那些消息靈通的人已經在坊間流傳著今年冬至宴上的新鮮趣聞。
有的說那炙肉甜美可口的,有說宴席間有九天玄女下凡獻唱的,也有把翰林院侍講陳允培吃了二斤肥肉後拉了兩天肚子臥床不起說得繪聲繪色猶如親見。
更有人說神京寧榮街便有一間和禦宴相同配方的烤肉店,叫“老地方酒館”。
石雍坊有家蒔花館,那裏的花魁不論是歌聲還是嗓音,甚至是所唱的曲子都和九天玄女一般無二,一時間,這兩個地方成了最熱門的去處,連續幾天一座難求……
而榮國府的老爺太太們對這種坊間傳聞並不感冒,他們隻關心一個多月後除夕祭祖的問題。
如今賈家長房再無男丁,這次除夕的祭祀由誰來主持,或許就意味著日後誰才是賈府的族長。
按照順位的古法,二房嫡長子賈赦自然成了最熱門的人選。
貪財好色慣了的賈赦這回居然破天荒的積極起來。
比賈赦更積極的人就是邢夫人了。
作為一個從寒門嫁給榮國府嫡長子的續弦,邢夫人的處境相當尷尬。
邢夫人本就沒什麽見識,隻知道一味討好賈赦,卻無德無能,不但比起大家閨秀出身的王夫人有天壤之別,在賈母麵前甚至不如自己的兒媳婦王熙鳳地位高。
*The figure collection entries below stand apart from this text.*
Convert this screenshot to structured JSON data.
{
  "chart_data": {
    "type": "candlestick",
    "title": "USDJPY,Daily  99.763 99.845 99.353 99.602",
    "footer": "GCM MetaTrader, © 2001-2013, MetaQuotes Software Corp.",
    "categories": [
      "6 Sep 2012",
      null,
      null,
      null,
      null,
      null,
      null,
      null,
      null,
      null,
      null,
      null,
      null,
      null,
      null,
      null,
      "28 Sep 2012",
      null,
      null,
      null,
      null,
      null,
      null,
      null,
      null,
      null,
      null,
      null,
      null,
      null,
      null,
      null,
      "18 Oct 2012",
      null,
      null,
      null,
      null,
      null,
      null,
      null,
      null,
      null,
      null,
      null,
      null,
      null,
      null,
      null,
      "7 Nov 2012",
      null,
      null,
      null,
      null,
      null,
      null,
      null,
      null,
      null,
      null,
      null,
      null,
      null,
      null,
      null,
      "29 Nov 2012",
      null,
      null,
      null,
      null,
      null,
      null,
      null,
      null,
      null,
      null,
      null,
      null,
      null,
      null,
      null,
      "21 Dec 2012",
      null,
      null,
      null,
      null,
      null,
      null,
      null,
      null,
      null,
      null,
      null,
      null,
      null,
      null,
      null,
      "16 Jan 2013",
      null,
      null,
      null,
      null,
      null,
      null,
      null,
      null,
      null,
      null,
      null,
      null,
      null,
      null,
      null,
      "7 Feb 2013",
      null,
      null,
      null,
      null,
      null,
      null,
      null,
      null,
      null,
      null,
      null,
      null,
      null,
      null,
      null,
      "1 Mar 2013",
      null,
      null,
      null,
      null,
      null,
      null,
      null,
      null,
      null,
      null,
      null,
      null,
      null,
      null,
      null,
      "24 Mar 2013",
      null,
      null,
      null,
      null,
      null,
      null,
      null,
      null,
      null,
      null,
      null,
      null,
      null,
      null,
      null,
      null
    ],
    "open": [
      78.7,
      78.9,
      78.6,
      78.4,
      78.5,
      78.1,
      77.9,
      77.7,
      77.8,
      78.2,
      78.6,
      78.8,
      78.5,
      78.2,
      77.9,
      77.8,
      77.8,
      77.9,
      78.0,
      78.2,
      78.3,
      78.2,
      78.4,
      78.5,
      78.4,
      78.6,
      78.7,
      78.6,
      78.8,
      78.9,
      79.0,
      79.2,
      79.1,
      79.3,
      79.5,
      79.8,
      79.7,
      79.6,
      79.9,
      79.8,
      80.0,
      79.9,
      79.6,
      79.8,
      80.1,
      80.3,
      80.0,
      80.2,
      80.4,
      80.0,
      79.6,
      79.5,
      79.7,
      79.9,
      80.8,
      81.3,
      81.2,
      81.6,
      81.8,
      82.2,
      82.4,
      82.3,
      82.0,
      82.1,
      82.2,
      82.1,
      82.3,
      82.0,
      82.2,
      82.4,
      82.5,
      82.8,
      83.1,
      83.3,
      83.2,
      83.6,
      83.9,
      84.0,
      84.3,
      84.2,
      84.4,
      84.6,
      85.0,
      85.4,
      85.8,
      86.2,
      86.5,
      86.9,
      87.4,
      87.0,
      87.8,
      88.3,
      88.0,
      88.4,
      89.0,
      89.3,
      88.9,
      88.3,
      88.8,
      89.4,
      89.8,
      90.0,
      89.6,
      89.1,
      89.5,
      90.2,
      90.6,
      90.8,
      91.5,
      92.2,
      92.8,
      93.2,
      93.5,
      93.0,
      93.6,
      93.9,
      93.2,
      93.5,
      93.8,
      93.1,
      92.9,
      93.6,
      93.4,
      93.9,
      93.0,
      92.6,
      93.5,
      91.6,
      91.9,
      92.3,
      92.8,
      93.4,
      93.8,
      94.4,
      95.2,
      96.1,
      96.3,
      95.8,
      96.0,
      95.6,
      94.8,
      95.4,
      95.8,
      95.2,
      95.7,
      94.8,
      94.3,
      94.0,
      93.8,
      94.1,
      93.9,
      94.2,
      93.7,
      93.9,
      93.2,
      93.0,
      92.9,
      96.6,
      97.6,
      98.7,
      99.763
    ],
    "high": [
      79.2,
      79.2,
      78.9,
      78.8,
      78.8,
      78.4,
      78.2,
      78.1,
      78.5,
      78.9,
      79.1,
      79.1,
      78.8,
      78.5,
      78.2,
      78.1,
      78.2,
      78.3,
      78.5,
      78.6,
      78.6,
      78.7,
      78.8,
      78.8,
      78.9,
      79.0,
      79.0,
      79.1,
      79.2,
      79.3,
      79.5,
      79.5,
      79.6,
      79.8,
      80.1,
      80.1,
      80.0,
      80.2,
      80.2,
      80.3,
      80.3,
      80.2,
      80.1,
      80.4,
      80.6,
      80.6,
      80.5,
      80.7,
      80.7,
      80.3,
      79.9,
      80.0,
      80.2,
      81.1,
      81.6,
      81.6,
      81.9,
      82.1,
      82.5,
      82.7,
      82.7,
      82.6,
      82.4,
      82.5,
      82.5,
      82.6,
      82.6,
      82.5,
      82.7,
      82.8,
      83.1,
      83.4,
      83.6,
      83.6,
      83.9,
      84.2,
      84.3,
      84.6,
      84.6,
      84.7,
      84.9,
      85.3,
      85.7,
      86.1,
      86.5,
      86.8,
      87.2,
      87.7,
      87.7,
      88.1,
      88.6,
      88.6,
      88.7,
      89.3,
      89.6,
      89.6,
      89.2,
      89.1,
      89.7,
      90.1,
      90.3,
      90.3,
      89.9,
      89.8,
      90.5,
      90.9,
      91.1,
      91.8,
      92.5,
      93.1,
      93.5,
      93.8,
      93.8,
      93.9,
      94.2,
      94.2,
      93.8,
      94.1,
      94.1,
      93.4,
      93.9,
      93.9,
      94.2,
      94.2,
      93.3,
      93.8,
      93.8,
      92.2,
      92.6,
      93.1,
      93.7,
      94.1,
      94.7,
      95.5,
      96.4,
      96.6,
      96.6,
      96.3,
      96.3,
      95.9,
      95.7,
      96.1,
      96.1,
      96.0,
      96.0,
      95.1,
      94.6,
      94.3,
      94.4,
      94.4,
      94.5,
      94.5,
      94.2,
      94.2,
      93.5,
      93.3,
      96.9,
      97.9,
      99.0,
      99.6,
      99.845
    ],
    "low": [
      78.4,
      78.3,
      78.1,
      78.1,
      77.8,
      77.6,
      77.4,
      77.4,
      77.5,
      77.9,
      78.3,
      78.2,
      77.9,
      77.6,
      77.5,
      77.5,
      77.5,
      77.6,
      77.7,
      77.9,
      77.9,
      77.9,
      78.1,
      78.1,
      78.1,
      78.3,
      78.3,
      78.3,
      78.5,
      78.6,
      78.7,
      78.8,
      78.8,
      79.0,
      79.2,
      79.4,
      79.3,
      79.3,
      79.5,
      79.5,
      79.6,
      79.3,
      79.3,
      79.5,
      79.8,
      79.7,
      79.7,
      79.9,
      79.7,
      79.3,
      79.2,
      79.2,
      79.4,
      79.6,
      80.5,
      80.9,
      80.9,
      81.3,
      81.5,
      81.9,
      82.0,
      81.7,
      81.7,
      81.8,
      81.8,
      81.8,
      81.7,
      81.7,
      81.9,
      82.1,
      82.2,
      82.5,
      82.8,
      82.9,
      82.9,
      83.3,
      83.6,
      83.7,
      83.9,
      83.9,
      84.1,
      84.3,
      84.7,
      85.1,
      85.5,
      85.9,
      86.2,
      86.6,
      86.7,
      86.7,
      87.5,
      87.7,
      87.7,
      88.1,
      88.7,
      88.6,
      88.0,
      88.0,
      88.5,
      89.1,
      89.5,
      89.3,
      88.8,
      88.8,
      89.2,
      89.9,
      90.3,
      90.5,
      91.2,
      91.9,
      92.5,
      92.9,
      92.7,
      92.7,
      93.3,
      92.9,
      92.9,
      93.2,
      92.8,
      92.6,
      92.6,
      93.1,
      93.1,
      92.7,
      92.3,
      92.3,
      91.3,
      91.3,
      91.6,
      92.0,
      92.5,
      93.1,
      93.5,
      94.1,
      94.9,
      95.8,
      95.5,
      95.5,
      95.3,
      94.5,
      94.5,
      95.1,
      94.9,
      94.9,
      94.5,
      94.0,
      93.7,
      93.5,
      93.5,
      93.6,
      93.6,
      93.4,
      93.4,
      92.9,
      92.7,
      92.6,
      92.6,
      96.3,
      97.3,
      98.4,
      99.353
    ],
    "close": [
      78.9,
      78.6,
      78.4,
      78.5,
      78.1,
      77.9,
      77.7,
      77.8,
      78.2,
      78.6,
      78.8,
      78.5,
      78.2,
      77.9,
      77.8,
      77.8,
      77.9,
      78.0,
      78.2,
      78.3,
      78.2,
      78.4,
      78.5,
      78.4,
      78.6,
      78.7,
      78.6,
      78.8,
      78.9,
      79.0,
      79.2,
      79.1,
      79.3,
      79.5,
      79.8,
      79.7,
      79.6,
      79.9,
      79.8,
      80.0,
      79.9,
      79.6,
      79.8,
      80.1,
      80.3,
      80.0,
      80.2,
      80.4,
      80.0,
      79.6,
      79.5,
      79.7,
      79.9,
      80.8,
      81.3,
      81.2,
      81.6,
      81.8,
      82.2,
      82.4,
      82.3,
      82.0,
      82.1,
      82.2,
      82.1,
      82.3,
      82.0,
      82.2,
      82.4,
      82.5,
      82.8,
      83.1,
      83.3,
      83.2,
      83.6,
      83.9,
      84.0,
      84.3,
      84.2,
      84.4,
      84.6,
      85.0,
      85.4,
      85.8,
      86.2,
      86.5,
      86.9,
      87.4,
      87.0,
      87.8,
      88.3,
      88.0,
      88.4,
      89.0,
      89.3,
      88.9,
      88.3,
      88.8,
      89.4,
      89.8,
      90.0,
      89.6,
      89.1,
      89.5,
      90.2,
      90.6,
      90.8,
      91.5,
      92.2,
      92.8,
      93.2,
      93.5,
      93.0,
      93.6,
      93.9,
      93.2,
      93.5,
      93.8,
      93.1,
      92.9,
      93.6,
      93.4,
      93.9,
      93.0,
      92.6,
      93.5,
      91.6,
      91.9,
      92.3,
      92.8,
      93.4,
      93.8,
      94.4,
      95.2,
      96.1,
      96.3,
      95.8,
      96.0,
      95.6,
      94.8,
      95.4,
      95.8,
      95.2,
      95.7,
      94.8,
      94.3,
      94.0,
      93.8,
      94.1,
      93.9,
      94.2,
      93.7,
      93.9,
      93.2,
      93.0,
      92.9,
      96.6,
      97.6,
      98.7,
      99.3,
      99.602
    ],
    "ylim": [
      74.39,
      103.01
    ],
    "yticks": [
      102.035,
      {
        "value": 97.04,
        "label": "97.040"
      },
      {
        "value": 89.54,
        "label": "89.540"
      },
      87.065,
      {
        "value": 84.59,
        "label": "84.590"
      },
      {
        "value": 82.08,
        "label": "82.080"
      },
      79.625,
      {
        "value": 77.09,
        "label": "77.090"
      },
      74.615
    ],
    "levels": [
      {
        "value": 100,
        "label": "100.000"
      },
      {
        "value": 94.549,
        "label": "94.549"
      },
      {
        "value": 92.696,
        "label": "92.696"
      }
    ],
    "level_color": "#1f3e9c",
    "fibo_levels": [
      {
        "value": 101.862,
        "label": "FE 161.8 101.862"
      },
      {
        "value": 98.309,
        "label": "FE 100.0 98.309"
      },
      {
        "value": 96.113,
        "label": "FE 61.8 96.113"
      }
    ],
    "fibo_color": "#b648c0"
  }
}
如果賈赦成了賈家族長,她也便水漲船高了,等到賈府最高權力實際掌控者史太君一死,自己就是一人之下一家人之上的存在了!
到時候什麽王夫人、王熙鳳,一律按在地上摩擦!
而賈母這邊也是一籌莫展:自己想給最疼愛的孫兒寶玉的將來多謀劃一些家底,怎奈巧婦難為無米之炊啊!
她一直不喜大兒子賈赦,更不喜邢夫人,可賈政是個不管事的,當個工部員外郎,天天優哉遊哉的過著小日子,家裏的事一概不問,還多虧賈璉王熙鳳兩口子一個主外一個主內操持。